Die Christliche Ostmission setzt sich für die fundierte theologische Ausbildung von Christen aus Zentralasien ein, die sich in ihren Heimatländern engagieren und Verantwortung übernehmen. Um dies zu gewährleisten, arbeitet die COM eng mit der Christlichen Universität Divitia Gratiae (UDG) in Chisinau, Moldawien zusammen. Damit ist eine Multiplikation garantiert. Die UDG ist für Christen aus Zentralasien praktisch die einzige Möglichkeit, Theologie zu studieren. Auch nach Abschluss des Studiums und der Rückkehr in ihre Heimatländer werden die Theologen vom Institut weiter begleitet und betreut.

 

Für Interessierte, die keine Möglichkeit haben in Chisinau zu studieren, bietet das Institut Kurse und Ausbildungen in den jeweiligen Ländern an.

 

Rumänien

In Rumänien unterstützt die Christliche Ostmission Missionare, welche im eigenen Land Kirchen aufbauen. Diese Missionare werden durch lokale Kirchenleitungen für ihren Dienst ausgesandt. Die Christliche Ostmission unterstützt sie während maximal drei Jahren - oder bis sie von der neu aufgebauten Kirchgemeinde selbst finanziert werden können.
In Volksschulen und Gymnasien geben Mitarbeiter der Mission Lektionen zu den Themen Ethik, Familie und Sexualität. Sie leisten damit einen wertvollen Beitrag zur Entwicklung der Jugend und geben gleichzeitig das Wort Gottes weiter.

 

Literatur

Die COM finanziert den Druck und Vertrieb von Bibeln, christlicher Literatur und Studienmaterial. In der Literaturarbeit haben sich während den vergangenen Jahren Mazedonien und Nordkorea zu Schwerpunktländern entwickelt.

 

Religionsfreiheit

Können Sie sich ein Leben vorstellen, bei dem Ihnen tagaus, tagein die Angst im Nacken sitzt? Viele Christen weltweit müssen täglich mit der Angst vor möglicher Gewaltanwendung leben: seien es Schläge, Entführung, Vergewaltigung, Folter oder gar Mord und Totschlag.
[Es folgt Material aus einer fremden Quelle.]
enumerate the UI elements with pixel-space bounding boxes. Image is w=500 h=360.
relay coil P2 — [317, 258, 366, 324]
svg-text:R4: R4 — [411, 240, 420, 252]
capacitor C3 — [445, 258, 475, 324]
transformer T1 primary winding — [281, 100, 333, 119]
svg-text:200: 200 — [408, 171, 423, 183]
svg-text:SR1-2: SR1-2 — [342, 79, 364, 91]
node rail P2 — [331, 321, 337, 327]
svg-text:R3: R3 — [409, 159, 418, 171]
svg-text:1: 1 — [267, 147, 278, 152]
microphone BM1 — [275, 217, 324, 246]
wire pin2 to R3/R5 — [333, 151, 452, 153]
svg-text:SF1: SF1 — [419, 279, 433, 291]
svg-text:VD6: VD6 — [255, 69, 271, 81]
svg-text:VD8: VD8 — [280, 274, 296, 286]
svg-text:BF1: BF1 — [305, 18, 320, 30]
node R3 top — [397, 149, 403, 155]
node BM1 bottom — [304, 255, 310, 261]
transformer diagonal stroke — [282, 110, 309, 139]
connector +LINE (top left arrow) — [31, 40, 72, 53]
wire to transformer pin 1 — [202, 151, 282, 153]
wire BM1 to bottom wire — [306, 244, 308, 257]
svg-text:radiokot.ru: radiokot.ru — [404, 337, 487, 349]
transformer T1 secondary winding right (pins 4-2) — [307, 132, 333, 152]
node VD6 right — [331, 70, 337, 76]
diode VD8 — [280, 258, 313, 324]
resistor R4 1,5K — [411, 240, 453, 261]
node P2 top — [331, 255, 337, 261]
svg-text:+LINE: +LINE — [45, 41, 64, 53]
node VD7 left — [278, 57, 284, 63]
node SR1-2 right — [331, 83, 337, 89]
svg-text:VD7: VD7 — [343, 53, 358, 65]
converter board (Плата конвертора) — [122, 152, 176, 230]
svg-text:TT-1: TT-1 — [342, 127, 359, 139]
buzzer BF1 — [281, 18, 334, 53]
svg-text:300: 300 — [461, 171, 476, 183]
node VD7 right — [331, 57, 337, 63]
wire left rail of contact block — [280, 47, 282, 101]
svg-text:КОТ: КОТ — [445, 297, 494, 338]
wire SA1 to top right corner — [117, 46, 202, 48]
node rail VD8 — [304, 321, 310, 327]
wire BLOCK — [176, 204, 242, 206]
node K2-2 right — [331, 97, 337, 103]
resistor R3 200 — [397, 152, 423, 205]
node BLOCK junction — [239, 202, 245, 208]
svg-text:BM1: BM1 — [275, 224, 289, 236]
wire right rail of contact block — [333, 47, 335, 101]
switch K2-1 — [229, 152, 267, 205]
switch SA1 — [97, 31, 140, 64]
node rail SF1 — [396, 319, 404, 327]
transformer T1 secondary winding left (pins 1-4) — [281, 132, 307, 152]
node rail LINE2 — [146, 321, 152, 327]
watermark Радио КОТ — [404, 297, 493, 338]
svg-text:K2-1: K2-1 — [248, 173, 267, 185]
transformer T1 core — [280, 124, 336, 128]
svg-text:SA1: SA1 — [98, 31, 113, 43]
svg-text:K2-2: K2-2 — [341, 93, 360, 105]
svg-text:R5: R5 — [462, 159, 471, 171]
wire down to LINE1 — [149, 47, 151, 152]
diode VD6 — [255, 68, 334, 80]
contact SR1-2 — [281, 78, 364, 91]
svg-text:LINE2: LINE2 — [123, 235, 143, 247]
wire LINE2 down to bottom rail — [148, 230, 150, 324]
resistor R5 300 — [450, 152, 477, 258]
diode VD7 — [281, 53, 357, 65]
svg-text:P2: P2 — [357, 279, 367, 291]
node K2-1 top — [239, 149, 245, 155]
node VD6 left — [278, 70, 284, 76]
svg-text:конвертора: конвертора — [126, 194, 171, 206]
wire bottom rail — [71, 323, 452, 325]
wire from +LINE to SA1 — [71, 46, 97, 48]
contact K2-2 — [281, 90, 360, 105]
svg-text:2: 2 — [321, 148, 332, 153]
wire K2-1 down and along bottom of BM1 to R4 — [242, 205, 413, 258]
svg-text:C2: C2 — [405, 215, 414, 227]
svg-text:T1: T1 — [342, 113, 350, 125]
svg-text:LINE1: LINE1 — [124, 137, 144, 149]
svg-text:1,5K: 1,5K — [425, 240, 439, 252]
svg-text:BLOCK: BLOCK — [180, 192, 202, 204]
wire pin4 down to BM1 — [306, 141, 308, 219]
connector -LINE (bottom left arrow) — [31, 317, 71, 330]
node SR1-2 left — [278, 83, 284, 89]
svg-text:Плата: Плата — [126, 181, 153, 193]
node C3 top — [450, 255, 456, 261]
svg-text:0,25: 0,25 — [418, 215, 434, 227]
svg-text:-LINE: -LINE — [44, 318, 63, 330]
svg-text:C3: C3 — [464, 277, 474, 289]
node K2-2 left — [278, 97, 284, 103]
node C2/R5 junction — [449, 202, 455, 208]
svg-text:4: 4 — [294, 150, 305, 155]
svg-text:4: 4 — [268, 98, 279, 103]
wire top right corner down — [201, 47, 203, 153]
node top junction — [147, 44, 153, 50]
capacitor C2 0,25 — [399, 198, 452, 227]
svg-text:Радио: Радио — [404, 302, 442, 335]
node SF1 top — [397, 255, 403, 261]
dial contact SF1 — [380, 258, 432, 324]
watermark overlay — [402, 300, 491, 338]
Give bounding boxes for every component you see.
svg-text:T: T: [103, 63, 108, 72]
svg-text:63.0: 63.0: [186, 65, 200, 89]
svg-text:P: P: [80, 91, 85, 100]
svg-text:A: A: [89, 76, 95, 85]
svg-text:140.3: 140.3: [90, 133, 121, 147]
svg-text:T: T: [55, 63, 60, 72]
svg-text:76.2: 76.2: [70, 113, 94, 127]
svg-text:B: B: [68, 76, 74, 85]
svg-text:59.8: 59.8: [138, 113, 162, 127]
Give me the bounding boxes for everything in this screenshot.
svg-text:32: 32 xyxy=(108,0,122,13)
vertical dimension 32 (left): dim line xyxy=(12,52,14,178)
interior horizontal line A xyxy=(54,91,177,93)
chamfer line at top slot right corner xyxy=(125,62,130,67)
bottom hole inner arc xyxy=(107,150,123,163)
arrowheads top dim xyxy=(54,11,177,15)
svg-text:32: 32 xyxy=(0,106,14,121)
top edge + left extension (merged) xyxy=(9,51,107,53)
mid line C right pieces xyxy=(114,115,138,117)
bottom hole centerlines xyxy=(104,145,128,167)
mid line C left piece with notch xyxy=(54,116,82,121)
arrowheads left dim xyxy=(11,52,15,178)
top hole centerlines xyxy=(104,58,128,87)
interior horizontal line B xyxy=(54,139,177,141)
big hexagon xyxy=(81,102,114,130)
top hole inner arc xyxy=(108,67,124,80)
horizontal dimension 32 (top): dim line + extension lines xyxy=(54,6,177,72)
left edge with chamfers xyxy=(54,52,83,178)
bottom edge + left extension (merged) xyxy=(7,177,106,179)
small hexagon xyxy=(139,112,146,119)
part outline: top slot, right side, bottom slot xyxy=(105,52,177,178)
Weltweit werden 200 Millionen Menschen wegen ihres christlichen Glaubens verfolgt. Jedes Jahr werden aus diesem Grund rund 100 000 Männer, Frauen und Kinder ermordet.

 

Die christliche Ostmission finanziert einen Teil der Arbeit der Kommission für Religionsfreiheit der weltweiten Evangelischen Allianz (RLC). Die RLC setzt sich auf politischer und diplomatischer Ebene für die verfolgte Kirche ein. Es werden Botschafter unterstützt, die Kontakte zu nichtchristlichen Regierungen und Organisationen aufbauen, Pressekontakte pflegen, Tatsachenberichte und UN-Rapporte verfassen und sich für materielle und juristische Hilfe zugunsten der Verfolgten einsetzen.